Loro lo hanno fatto ancora una volta, non si sono tirati indietro ed in questo caso, in una serata particolare, quella del 24 dicembre, quella della Vigilia di Natale.
“Una fiaccola nell’ora buia”, per incontrare una signora che stava soffrendo, che in una ricorrenza così forte e significativa, si è sentita sola ed ha chiamato il 113, la sala operativa della Questura di Viterbo, diretta dal dr. Luca Tomassini. La telefonata è stata raccolta dai due poliziotti in servizio: Manuel Politini, Sovr. Capo e Luca Oriolesi, Assistente Capo coordinatore.
I due, in forza al Reparto Prevenzione, diretto dal dr. Riccardo Bartoli, si sono resi conto che la signora Daniela stava male, perché si sentiva sola. Il male dei nostri giorni: sentirsi soli tra la gente, sentirsi soli nelle serate come questa del 24 dicembre, quando Gesù Bambino sta per nascere, quando in molte case ci si ritrova tutti insieme. Sentirsi soli, mentre gli altri non lo sono, in preda a ricordi e tanta solitudine che ti avvolge e ti stritola in una morsa di sofferenza dell’anima.
Eppure i due ‘volantini’ di turno per garantire la sicurezza alla città di Viterbo, non ci hanno pensato due volte.

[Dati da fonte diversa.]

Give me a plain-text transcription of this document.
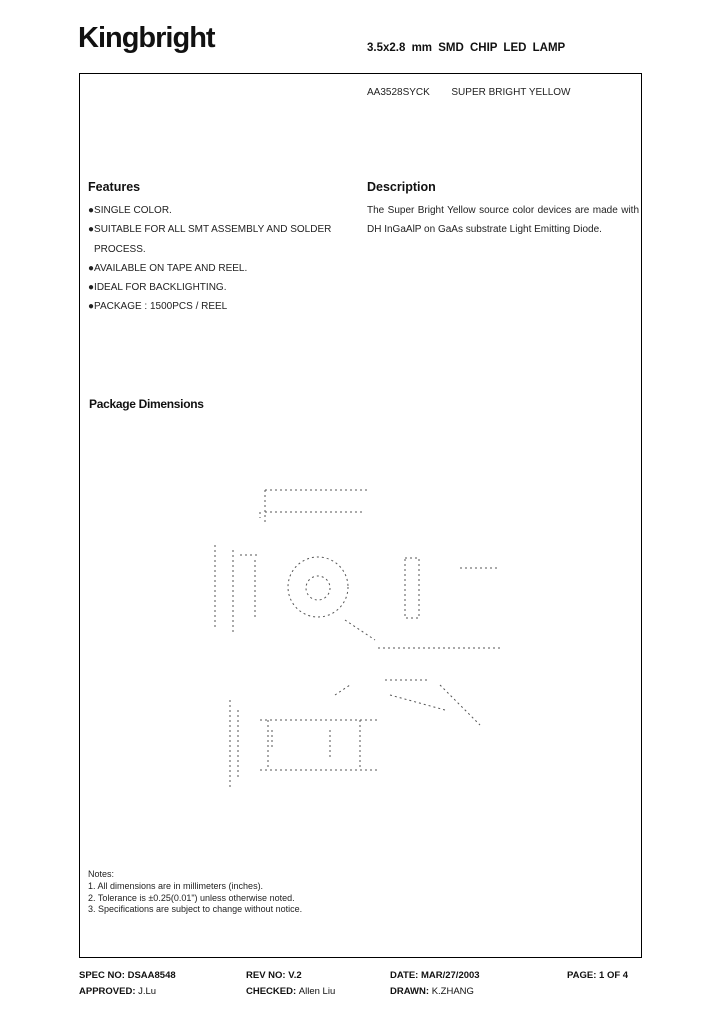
Kingbright	3.5x2.8 mm SMD CHIP LED LAMP
AA3528SYCK SUPER BRIGHT YELLOW
Features
●SINGLE COLOR.
●SUITABLE FOR ALL SMT ASSEMBLY AND SOLDER
PROCESS.
●AVAILABLE ON TAPE AND REEL.
●IDEAL FOR BACKLIGHTING.
●PACKAGE : 1500PCS / REEL
Description
The Super Bright Yellow source color devices are made with DH InGaAlP on GaAs substrate Light Emitting Diode.
Package Dimensions
Notes:
1. All dimensions are in millimeters (inches).
2. Tolerance is ±0.25(0.01") unless otherwise noted.
3. Specifications are subject to change without notice.
SPEC NO: DSAA8548	REV NO: V.2	DATE: MAR/27/2003	PAGE: 1 OF 4
APPROVED: J.Lu	CHECKED: Allen Liu	DRAWN: K.ZHANG
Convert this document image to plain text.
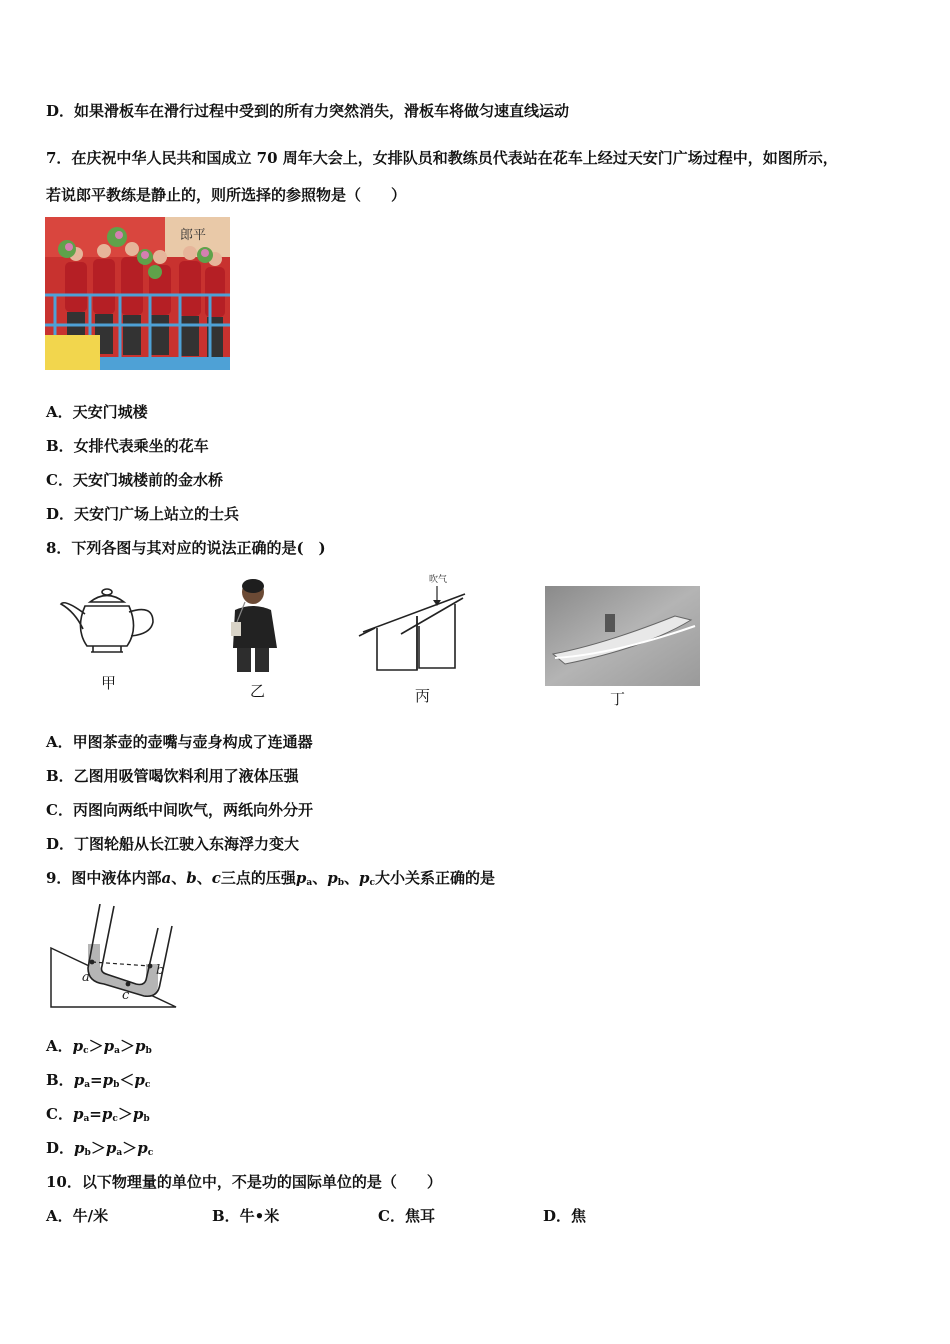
D．如果滑板车在滑行过程中受到的所有力突然消失，滑板车将做匀速直线运动
7．在庆祝中华人民共和国成立 70 周年大会上，女排队员和教练员代表站在花车上经过天安门广场过程中，如图所示，
若说郎平教练是静止的，则所选择的参照物是（　　）
郎平
A．天安门城楼
B．女排代表乘坐的花车
C．天安门城楼前的金水桥
D．天安门广场上站立的士兵
8．下列各图与其对应的说法正确的是(　)
甲	乙
吹气
丙	丁
A．甲图茶壶的壶嘴与壶身构成了连通器
B．乙图用吸管喝饮料利用了液体压强
C．丙图向两纸中间吹气，两纸向外分开
D．丁图轮船从长江驶入东海浮力变大
9．图中液体内部a、b、c三点的压强$p_a$、$p_b$、$p_c$大小关系正确的是
a	b
c
A．$p_c>p_a>p_b$
B．$p_a=p_b<p_c$
C．$p_a=p_c>p_b$
D．$p_b>p_a>p_c$
10．以下物理量的单位中，不是功的国际单位的是（　　）
A．牛/米	B．牛•米	C．焦耳	D．焦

Hanno bussato a casa della signora Daniela per verificare, per effettuare un controllo, ma soprattutto per offrire qualche minuto di svago, ma soprattutto per farle sentire la vicinanza di due poliziotti che conoscono l’animo umano, che agiscono con mente e cuore, perché la Polizia di Stato è anche questo.
Hanno messo in pratica il motto della Polizia di Stato nei social: #ilnatalechecipiace, già quello vero, quello che sa di buono, di calore umano, di rispetto.
La signora Daniela, successivamente, è stata in Questura a salutare i due poliziotti ed i colleghi in servizio quella notte alla Sala operativa, il loro tramite con la Volante, il loro tramite con i due agenti a bordo di quelle macchine, testimoni silenziose di un lavoro importante ed utile per la società
Questa è la Polizia di Stato che testimonia giorno per giorno l’impegno e la dedizione di donne ed uomini a servizio dell’altro.
Signor Questore Massimo Macera, questi sono gli agenti della Questura intitolata ad un grande poliziotto come Mariano Romiti, fulgido esempio di abnegazione e sacrificio, che Lei dirige con valore.
Grazie di #essercisempre, #ilnatalechecipiace.